Loin de baisser les bras, les chercheurs explorent actuellement un nouvel ensemble de molécules antitumorales prometteuses : des molécules organométalliques de la famille des métallocènes. Ces composés ont été développés par le Pr Gérard Jaouen et son équipe à Sorbonne université et à l’université Paris-Sciences-et-Lettres (PSL).
Grâce aux lignes de lumière du synchrotron européen de Grenoble (ESRF), cette équipe associée à des chercheurs de l’Université Grenoble-Alpes (UGA) et du grand instrument électromagnétique a étudié les mécanismes d’action de l’un d’entre eux. Il s’agit d’un dérivé du tamoxifène, médicament oral d’hormonothérapie très utilisé pour la prévention et le traitement du cancer du sein, même agressif. Les résultats de leur recherche ont été publiés dans Angewandte Chemie, le 20 janvier dernier.
La ligne de lumière ID16 A éclaire la distribution intracellulaire du métallocène
Le dérivé du tamoxifène étudié est plus précisément un dérivé osmocénique de l’hydroxytamoxifène. Autrement dit, comme son nom l’indique, cette nouvelle molécule contient de l’osmium à la différence du tamoxifène.
« Nous connaissions l’efficacité de cette molécule à base d’osmium grâce aux travaux approfondis déjà effectués. Mais, nous ne connaissions pas exactement son mécanisme d’action dans des cellules de cancer du sein type triple-négatif », rapporte Sylvain Bohic, chercheur de l’Institut national de la santé et de la recherche médicale (Inserm) à l’ESRF.

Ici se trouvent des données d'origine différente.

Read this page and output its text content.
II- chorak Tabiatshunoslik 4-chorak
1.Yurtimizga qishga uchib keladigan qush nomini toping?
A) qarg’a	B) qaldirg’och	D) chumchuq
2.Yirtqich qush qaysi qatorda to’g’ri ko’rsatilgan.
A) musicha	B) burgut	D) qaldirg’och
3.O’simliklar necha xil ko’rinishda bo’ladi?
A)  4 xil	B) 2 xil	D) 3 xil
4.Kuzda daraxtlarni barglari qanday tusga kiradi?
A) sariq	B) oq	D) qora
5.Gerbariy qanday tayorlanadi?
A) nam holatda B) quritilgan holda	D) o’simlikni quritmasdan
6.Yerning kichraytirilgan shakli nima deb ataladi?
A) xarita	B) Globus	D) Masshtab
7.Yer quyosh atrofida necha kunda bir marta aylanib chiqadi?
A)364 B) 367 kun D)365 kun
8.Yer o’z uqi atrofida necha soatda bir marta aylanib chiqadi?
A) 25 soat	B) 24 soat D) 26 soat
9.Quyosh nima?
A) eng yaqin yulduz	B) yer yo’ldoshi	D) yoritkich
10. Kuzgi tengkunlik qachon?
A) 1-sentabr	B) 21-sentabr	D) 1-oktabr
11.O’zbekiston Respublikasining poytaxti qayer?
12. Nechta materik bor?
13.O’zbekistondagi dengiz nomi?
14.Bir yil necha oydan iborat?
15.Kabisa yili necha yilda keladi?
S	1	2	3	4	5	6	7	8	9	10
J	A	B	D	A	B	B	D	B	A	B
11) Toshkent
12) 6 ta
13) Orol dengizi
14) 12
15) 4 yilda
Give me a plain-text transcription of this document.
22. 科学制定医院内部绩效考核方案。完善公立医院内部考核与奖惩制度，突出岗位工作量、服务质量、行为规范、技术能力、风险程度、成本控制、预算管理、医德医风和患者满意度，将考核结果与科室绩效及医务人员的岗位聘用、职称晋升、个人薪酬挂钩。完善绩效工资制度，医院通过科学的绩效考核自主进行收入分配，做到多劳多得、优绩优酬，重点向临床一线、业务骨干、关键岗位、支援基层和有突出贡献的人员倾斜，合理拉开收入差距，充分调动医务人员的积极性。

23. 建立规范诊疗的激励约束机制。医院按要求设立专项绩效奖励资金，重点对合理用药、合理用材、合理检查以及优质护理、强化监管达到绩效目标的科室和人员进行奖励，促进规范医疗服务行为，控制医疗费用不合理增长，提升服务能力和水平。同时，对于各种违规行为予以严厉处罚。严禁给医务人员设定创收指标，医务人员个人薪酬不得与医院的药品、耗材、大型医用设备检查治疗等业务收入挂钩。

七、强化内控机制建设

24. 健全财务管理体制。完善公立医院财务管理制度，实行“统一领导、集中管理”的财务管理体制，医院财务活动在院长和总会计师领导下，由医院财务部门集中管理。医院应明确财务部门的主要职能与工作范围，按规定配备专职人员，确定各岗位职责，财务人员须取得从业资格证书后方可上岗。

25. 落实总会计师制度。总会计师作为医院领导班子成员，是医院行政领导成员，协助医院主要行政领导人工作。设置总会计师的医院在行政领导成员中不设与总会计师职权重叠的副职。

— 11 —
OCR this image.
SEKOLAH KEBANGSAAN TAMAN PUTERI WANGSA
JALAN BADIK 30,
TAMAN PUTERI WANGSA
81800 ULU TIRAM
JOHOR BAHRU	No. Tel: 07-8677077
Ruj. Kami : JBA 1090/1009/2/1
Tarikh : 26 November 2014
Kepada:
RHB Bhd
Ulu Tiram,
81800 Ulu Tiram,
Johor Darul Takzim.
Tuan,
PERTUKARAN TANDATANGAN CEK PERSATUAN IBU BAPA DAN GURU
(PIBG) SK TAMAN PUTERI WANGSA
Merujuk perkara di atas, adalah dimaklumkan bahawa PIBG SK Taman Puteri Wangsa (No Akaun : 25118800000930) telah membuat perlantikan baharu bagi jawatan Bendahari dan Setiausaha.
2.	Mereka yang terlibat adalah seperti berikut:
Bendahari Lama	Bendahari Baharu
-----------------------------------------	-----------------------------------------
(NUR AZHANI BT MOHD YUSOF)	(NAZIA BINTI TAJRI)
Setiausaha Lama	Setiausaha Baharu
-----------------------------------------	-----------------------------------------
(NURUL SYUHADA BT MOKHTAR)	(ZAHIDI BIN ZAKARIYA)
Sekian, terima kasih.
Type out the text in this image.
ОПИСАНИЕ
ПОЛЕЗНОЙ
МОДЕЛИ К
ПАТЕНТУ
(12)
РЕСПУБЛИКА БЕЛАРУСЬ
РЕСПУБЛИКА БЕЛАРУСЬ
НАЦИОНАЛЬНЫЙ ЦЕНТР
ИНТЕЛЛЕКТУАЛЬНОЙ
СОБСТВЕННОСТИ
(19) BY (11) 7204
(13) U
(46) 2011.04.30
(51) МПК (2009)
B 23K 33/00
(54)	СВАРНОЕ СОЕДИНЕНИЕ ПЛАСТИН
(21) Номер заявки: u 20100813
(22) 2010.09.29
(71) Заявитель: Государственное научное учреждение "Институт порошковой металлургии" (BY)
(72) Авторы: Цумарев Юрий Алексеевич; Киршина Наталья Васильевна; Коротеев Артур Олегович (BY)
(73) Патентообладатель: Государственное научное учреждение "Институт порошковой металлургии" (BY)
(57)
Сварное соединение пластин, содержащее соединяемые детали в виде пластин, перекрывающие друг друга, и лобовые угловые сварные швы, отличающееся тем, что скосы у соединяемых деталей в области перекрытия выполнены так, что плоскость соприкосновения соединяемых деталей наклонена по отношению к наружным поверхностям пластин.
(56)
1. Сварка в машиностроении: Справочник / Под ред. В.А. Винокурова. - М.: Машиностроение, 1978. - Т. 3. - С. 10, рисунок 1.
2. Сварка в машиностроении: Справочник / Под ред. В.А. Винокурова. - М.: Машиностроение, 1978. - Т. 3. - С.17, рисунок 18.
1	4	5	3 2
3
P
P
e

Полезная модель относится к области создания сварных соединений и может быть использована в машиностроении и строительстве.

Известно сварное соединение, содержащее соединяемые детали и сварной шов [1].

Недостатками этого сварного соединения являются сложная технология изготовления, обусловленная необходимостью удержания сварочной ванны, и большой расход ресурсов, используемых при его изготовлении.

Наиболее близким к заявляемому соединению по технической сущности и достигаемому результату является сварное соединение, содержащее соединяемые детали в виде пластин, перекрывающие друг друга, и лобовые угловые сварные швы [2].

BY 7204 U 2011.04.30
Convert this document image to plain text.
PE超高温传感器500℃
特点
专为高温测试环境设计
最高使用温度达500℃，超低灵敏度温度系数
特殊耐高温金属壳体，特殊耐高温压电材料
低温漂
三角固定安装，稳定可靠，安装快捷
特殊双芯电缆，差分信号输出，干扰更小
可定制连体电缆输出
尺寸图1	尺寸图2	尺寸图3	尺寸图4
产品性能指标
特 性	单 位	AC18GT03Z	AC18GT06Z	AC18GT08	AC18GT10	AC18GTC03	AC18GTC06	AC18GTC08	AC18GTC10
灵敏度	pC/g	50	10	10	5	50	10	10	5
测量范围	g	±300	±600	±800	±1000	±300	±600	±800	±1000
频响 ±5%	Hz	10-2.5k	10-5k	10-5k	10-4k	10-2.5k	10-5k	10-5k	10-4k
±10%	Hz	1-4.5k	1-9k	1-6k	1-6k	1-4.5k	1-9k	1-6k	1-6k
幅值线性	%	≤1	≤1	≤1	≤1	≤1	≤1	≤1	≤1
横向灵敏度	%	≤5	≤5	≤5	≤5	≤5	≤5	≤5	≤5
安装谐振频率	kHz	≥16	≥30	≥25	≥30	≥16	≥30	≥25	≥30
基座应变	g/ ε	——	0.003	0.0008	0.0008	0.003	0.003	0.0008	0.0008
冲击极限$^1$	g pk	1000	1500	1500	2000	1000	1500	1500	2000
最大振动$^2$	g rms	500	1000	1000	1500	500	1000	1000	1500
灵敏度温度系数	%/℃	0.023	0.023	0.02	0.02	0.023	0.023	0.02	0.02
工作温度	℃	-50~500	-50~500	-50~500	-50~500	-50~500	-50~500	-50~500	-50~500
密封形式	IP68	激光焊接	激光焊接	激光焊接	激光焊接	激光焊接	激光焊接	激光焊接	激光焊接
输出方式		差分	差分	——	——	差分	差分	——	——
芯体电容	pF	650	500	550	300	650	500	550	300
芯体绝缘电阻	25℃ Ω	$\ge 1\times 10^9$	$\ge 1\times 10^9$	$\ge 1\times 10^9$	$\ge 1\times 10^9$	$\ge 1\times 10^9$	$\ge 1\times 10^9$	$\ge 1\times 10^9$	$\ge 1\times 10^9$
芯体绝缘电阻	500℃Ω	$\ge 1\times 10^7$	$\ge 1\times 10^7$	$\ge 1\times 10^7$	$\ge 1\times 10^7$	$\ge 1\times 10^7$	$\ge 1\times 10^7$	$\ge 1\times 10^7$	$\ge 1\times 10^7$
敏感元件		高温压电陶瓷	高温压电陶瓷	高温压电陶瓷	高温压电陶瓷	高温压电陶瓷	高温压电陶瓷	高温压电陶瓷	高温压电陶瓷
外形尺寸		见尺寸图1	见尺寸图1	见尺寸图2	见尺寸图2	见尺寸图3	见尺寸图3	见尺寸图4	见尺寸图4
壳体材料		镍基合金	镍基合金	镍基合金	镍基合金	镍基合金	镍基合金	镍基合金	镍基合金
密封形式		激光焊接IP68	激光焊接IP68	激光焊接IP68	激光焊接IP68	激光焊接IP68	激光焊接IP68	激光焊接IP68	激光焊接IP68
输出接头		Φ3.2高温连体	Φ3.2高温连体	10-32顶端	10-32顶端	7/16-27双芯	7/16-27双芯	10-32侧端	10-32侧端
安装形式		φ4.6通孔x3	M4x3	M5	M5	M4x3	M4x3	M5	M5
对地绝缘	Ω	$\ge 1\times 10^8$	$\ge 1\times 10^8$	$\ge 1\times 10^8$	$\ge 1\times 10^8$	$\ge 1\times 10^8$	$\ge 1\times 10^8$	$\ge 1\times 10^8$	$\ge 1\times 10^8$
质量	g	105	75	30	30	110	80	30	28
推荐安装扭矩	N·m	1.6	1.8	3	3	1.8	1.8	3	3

Pour aller plus loin, les chercheurs ont localisé et mesuré les concentrations de cette molécule à l’intérieur de la cellule cancéreuse. Comment ? En utilisant la ligne de lumière ID16A pour leur expérience.
La technique de pointe ainsi mise en œuvre, de nano-imagerie synchrotron par cryo-fluorescence des rayons X en 2D et 3D, permet un éclairage unique sur la distribution intracellulaire de ce métallocène. Le tout, avec une résolution de 35 nanomètres.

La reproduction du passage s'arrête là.